PACT and MRI of mouse brain in a photothrombosis model at an early stage in vivo. (A-D), (I-L) Representative PA images of a photothrombosis mouse model right followed by EB dye injection at varied time points upon injection at 680 nm. (E-H), (M-P) Representative MR images of a photothrombosis mouse model at varied time points. (Q) Normalized PAI and MRI signals of mice brains (n = 5; the error bars show the standard deviation) in infarcted areas at varied time points upon EB dye injection. (*) P < 0.05. (R) Triphenyl tetrazolium chloride staining in the brain of model mice. Scale bar, 1 mm.

Figure 2

PACT and MRI of mouse brain in MCAO model at an early stage in vivo. (A-F) Representative PA images of an MCAO model mouse at varied time points without EB dye at 680 nm. (G-L) Representative PA images of an MCAO model mouse right followed by EB dye injection at varied time points upon injection at 680 nm. (M-S) Representative MR images of an MCAO model mouse at varied time points. (T) Normalized PA signals of mice brains (n = 5; the error bars show standard deviation) in the region of interest (regions I, II, III, IV) at varied time points (*) P<0.05. (U) MR image in the brain of a MCAO model mouse at 24 h.

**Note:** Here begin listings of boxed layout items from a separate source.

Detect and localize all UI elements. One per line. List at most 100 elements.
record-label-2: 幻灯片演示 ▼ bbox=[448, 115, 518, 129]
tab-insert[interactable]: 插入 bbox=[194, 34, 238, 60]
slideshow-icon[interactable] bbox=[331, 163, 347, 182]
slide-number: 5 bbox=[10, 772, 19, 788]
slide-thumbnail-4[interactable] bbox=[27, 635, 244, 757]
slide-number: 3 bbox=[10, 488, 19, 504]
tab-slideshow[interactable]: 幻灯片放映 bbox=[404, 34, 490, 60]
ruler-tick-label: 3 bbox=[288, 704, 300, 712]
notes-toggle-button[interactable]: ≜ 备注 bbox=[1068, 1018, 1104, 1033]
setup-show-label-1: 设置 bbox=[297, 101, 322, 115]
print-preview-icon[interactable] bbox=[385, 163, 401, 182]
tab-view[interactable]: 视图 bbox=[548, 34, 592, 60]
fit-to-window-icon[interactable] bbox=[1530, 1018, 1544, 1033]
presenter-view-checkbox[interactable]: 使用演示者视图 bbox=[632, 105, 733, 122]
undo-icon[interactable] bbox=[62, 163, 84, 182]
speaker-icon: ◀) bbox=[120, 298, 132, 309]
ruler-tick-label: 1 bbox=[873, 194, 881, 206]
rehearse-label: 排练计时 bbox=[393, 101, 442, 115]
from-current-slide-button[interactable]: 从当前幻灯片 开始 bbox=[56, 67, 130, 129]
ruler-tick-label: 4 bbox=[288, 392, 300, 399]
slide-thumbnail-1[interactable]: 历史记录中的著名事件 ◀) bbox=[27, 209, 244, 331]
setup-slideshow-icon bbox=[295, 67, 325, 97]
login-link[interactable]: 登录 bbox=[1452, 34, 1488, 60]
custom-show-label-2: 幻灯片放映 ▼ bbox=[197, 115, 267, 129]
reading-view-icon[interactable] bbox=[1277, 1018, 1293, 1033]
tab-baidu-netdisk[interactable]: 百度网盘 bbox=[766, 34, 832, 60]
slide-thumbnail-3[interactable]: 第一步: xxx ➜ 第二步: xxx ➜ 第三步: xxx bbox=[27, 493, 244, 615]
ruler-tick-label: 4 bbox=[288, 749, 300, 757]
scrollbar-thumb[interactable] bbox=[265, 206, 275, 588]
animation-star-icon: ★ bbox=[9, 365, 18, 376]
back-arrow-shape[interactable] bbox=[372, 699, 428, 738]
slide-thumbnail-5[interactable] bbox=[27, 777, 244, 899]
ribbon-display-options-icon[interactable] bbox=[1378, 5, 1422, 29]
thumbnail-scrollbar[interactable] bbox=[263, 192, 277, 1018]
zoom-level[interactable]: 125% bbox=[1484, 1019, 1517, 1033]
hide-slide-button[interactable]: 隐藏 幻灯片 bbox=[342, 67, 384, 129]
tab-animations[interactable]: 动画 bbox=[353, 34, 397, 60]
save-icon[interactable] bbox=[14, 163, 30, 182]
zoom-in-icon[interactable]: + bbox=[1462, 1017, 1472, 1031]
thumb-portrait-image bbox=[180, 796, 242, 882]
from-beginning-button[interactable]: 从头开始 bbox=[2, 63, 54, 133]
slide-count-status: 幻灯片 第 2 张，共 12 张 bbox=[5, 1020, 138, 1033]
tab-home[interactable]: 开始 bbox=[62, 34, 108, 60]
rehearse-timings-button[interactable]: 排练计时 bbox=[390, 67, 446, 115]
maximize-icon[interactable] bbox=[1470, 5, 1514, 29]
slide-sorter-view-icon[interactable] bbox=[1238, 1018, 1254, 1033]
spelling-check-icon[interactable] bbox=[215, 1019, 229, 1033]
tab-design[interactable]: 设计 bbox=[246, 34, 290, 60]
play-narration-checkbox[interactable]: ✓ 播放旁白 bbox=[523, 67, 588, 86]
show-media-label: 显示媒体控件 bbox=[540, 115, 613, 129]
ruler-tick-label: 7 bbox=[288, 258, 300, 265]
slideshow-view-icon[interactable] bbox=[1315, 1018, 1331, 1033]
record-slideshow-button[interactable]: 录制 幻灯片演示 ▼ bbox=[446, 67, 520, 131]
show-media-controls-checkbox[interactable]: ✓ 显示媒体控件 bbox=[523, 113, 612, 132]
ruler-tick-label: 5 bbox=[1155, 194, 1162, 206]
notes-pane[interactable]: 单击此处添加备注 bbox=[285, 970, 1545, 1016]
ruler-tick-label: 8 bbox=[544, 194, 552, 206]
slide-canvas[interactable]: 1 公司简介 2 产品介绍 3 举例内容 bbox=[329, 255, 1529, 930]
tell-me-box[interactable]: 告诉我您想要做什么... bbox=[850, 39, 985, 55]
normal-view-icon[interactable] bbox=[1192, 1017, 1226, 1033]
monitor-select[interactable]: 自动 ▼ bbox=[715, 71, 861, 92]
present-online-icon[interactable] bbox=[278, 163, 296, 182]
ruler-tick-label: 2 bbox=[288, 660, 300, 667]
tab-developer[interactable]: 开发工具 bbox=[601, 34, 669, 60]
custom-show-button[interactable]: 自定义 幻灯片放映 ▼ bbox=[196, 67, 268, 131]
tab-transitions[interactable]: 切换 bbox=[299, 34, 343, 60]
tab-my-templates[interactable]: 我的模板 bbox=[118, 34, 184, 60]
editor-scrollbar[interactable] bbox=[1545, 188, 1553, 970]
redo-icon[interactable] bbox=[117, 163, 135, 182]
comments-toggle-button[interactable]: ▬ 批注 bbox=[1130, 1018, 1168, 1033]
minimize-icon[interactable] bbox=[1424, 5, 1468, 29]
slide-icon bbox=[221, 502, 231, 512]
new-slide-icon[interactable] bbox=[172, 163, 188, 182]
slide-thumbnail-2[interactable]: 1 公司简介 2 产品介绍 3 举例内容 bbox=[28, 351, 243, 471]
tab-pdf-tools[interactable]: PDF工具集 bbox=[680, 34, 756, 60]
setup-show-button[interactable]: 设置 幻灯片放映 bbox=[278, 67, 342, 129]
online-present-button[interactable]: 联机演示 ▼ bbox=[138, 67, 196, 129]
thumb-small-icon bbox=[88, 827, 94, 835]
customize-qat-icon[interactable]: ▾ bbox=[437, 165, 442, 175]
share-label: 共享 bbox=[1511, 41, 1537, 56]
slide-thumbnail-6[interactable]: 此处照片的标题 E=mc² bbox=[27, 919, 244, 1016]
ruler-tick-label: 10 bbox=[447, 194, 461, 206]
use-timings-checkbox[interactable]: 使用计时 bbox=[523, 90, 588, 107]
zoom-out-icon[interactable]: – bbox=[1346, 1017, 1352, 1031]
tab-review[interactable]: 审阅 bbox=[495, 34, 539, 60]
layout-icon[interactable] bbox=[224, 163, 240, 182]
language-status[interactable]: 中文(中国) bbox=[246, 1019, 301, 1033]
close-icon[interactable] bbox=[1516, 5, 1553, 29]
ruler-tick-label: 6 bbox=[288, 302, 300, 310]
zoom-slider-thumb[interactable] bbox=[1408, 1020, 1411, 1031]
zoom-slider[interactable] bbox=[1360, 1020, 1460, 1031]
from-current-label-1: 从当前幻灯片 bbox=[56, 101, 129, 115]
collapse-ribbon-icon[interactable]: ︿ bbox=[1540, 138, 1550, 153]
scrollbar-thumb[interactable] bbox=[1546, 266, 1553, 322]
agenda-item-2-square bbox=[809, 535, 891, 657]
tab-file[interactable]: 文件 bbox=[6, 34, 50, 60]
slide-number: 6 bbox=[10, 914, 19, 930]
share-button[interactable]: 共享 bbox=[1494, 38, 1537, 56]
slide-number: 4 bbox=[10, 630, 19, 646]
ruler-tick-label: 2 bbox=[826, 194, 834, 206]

Scale bar, 1 mm.

Figure 3

PACT of mouse brain in a hemorrhagic transformation model at an early stage in vivo. (A-F) Representative PA images of a hemorrhage transformation model mouse at varied time points at 800 nm. (G) Normalized PA signals of mice brains (n = 5; error bars show the standard deviation) in a hemorrhagic region at varied time points. (H, I) PA images from sagittal and transverse planes, respectively, of a model mouse brain. Scale bar, 1 mm.

Figure 4

PAM of mouse brain in photothrombosis and MCAO model in vivo. (A, B) Representative PAM images of a mouse brain before and 30 min after photothrombosis modeling at 532 nm. (C, D) Representative PAM images of another mouse brain before and 2 h after photothrombosis modeling with EB dye injection, respectively. (E, F) Representative PAM images of a mouse brain before and after MCAO modeling after 6 h at 532 nm. (G, H) Representative PAM images of a mouse brain after MCAO modeling at 532 nm following EB injection after 1 h and 3 h, respectively.

Figure 5

Oxygen saturation mapping of mouse brain of IS using PACT in vivo. (A-C) Ultrasonograms and 2D and 3D PA functional images of brain sO₂ of photothrombosis model mice at different time points, respectively. Organ labeling part a (1) scalp, (2) skull, and (3) cerebral cortex. (D-F) Ultrasonograms and 2D and 3D PA functional images of brain sO₂ of MCAO model mice at different time points, respectively. (G, H) Statistical results of sO₂ mapping in apoplectic and normal areas at different time points of photothrombotic mice and MCAO mice (n = 5; the error bars show standard deviation), respectively. (*) P < 0.05.